DISTINCT MECHANISMS OF INTERACTIONS OF OPC-EXPRESSING MENINGOCOCCI AT APICAL AND BASOLATERAL SURFACES OF HUMAN ENDOTHELIAL-CELLS - THE ROLE OF INTEGRINS IN APICAL INTERACTIONS

Interactions of Opc-expressing Neisseria meningitidis with polarized and non-polarized human umbilical vein endothelial cells (Huvecs) were investigated. Metabolic inhibitors and cytochalasin D treatment showed that host cellular and cytoskeletal functions were important for Opc-expressing bacterial association with Huvecs at the apical surface. In addition, this interaction required the presence of serum in the incubation medium whilst association with nonpolarized cells did not require serum. Pre-exposure of Opc-expressing bacteria to serum was sufficient to increase the number of bacterial interactions at the apical surface; B306, a monoclonal antibody (mAb) against Opc, inhibited these interactions, suggesting that Opc binds to serum factor(s) and this in turn increases adherence to Huvecs. The receptors involved in this 'sandwich' adherence belong to the integrin family since the interaction was inhibited by peptides containing the amino acid sequence arginine-glycine-aspartic acid (RGD) and the tetrapeptide RGDS (but not the peptide RGES) was inhibitory.
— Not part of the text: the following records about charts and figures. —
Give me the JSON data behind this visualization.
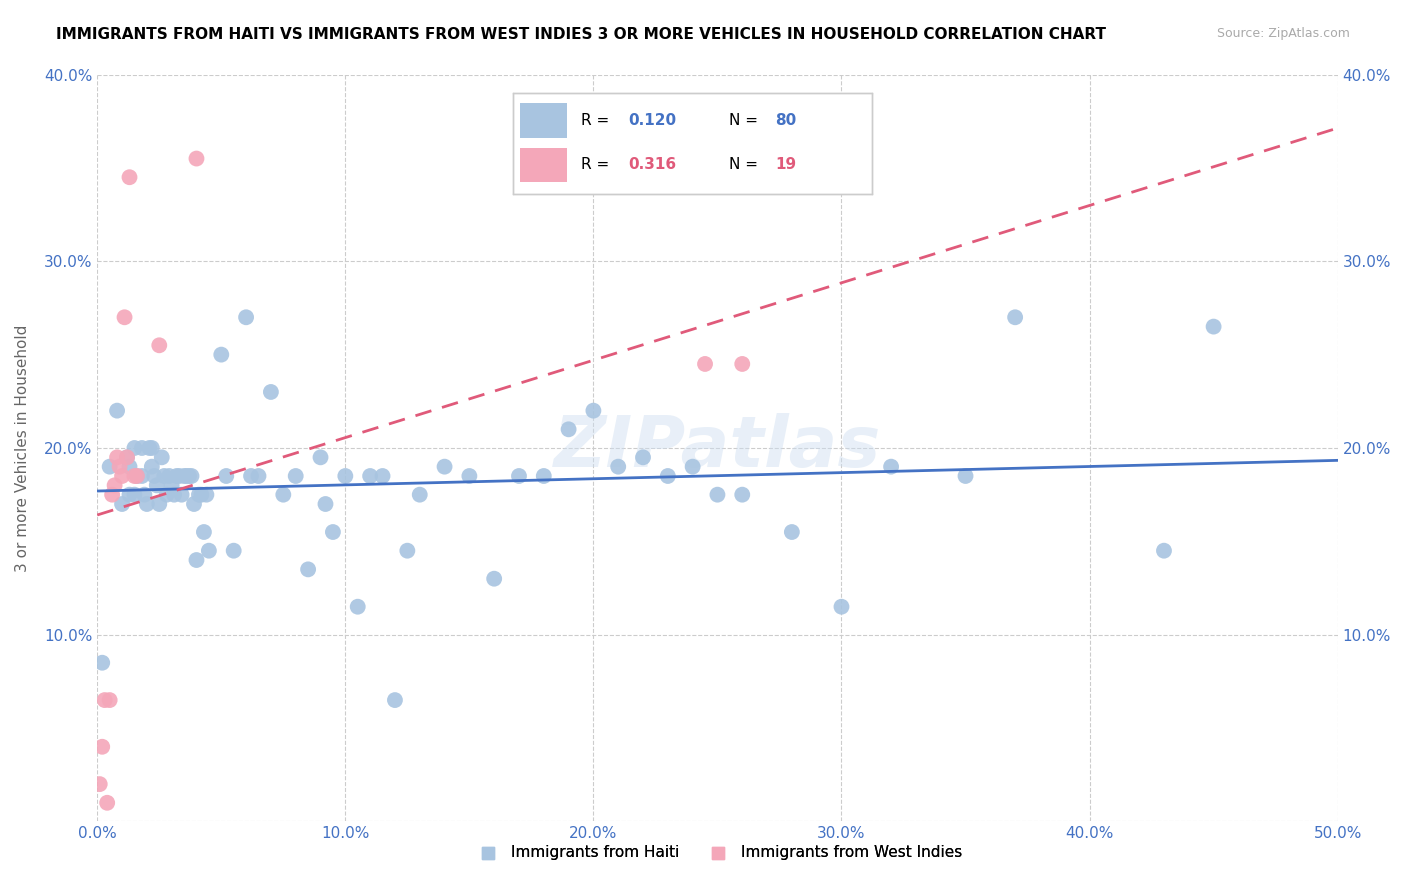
{
  "title": "IMMIGRANTS FROM HAITI VS IMMIGRANTS FROM WEST INDIES 3 OR MORE VEHICLES IN HOUSEHOLD CORRELATION CHART",
  "source": "Source: ZipAtlas.com",
  "ylabel": "3 or more Vehicles in Household",
  "xlim": [
    0.0,
    0.5
  ],
  "ylim": [
    0.0,
    0.4
  ],
  "xticks": [
    0.0,
    0.1,
    0.2,
    0.3,
    0.4,
    0.5
  ],
  "yticks": [
    0.0,
    0.1,
    0.2,
    0.3,
    0.4
  ],
  "xticklabels": [
    "0.0%",
    "10.0%",
    "20.0%",
    "30.0%",
    "40.0%",
    "50.0%"
  ],
  "yticklabels_left": [
    "",
    "10.0%",
    "20.0%",
    "30.0%",
    "40.0%"
  ],
  "yticklabels_right": [
    "",
    "10.0%",
    "20.0%",
    "30.0%",
    "40.0%"
  ],
  "legend1_label": "Immigrants from Haiti",
  "legend2_label": "Immigrants from West Indies",
  "legend_R1": "0.120",
  "legend_N1": "80",
  "legend_R2": "0.316",
  "legend_N2": "19",
  "color_haiti": "#a8c4e0",
  "color_westindies": "#f4a7b9",
  "color_line_haiti": "#4472c4",
  "color_line_westindies": "#e05a7a",
  "color_axis_labels": "#4472c4",
  "color_grid": "#cccccc",
  "watermark": "ZIPatlas",
  "haiti_x": [
    0.002,
    0.005,
    0.008,
    0.01,
    0.012,
    0.013,
    0.013,
    0.015,
    0.015,
    0.016,
    0.018,
    0.018,
    0.019,
    0.02,
    0.021,
    0.022,
    0.022,
    0.023,
    0.024,
    0.025,
    0.026,
    0.027,
    0.028,
    0.029,
    0.03,
    0.031,
    0.032,
    0.033,
    0.034,
    0.035,
    0.036,
    0.037,
    0.038,
    0.039,
    0.04,
    0.041,
    0.042,
    0.043,
    0.044,
    0.045,
    0.05,
    0.052,
    0.055,
    0.06,
    0.062,
    0.065,
    0.07,
    0.075,
    0.08,
    0.085,
    0.09,
    0.092,
    0.095,
    0.1,
    0.105,
    0.11,
    0.115,
    0.12,
    0.125,
    0.13,
    0.14,
    0.15,
    0.16,
    0.17,
    0.18,
    0.19,
    0.2,
    0.21,
    0.22,
    0.23,
    0.24,
    0.25,
    0.26,
    0.28,
    0.3,
    0.32,
    0.35,
    0.37,
    0.43,
    0.45
  ],
  "haiti_y": [
    0.085,
    0.19,
    0.22,
    0.17,
    0.195,
    0.19,
    0.175,
    0.2,
    0.175,
    0.185,
    0.2,
    0.185,
    0.175,
    0.17,
    0.2,
    0.19,
    0.2,
    0.185,
    0.18,
    0.17,
    0.195,
    0.185,
    0.175,
    0.185,
    0.18,
    0.175,
    0.185,
    0.185,
    0.175,
    0.185,
    0.185,
    0.185,
    0.185,
    0.17,
    0.14,
    0.175,
    0.175,
    0.155,
    0.175,
    0.145,
    0.25,
    0.185,
    0.145,
    0.27,
    0.185,
    0.185,
    0.23,
    0.175,
    0.185,
    0.135,
    0.195,
    0.17,
    0.155,
    0.185,
    0.115,
    0.185,
    0.185,
    0.065,
    0.145,
    0.175,
    0.19,
    0.185,
    0.13,
    0.185,
    0.185,
    0.21,
    0.22,
    0.19,
    0.195,
    0.185,
    0.19,
    0.175,
    0.175,
    0.155,
    0.115,
    0.19,
    0.185,
    0.27,
    0.145,
    0.265
  ],
  "westindies_x": [
    0.001,
    0.002,
    0.003,
    0.004,
    0.005,
    0.006,
    0.007,
    0.008,
    0.009,
    0.01,
    0.011,
    0.012,
    0.013,
    0.015,
    0.016,
    0.025,
    0.04,
    0.245,
    0.26
  ],
  "westindies_y": [
    0.02,
    0.04,
    0.065,
    0.01,
    0.065,
    0.175,
    0.18,
    0.195,
    0.19,
    0.185,
    0.27,
    0.195,
    0.345,
    0.185,
    0.185,
    0.255,
    0.355,
    0.245,
    0.245
  ]
}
Non-polarized cells appeared to expose receptors/sites that bound to Opc-expressing bacteria directly, did not require serum factors and were not inhibited by RGD-containing peptides. Serum-dependent interactions of Opc-expressing bacteria to apical surface was inhibited significantly by several mAbs against alpha v beta 3 integrins. Some mAbs against alpha 5 and beta 1 caused partial inhibition; antibodies that did not block the function of beta 1 integrins or the mAbs against alpha 2 integrins were not inhibitory to bacterial interactions with Huvecs. Purified vitronectin supported adherence of Opc-expressing bacteria to Huvecs but not of Opc(-) bacteria. These interactions were inhibited by mAb B306 against Opc, by RGDS peptides as well as by blocking antibodies directed against alpha v beta 3 but not antibodies against other integrins. These data suggest that a sequence of molecular events resulting in trimolecular complexes at the endothelial surface may drive neisserial invasion of Huvecs. The expression of Opc appears to enable bacteria to utilize the normal signal-transduction mechanism of host cells via ligands in sera that adhere to endothelial cell integrins.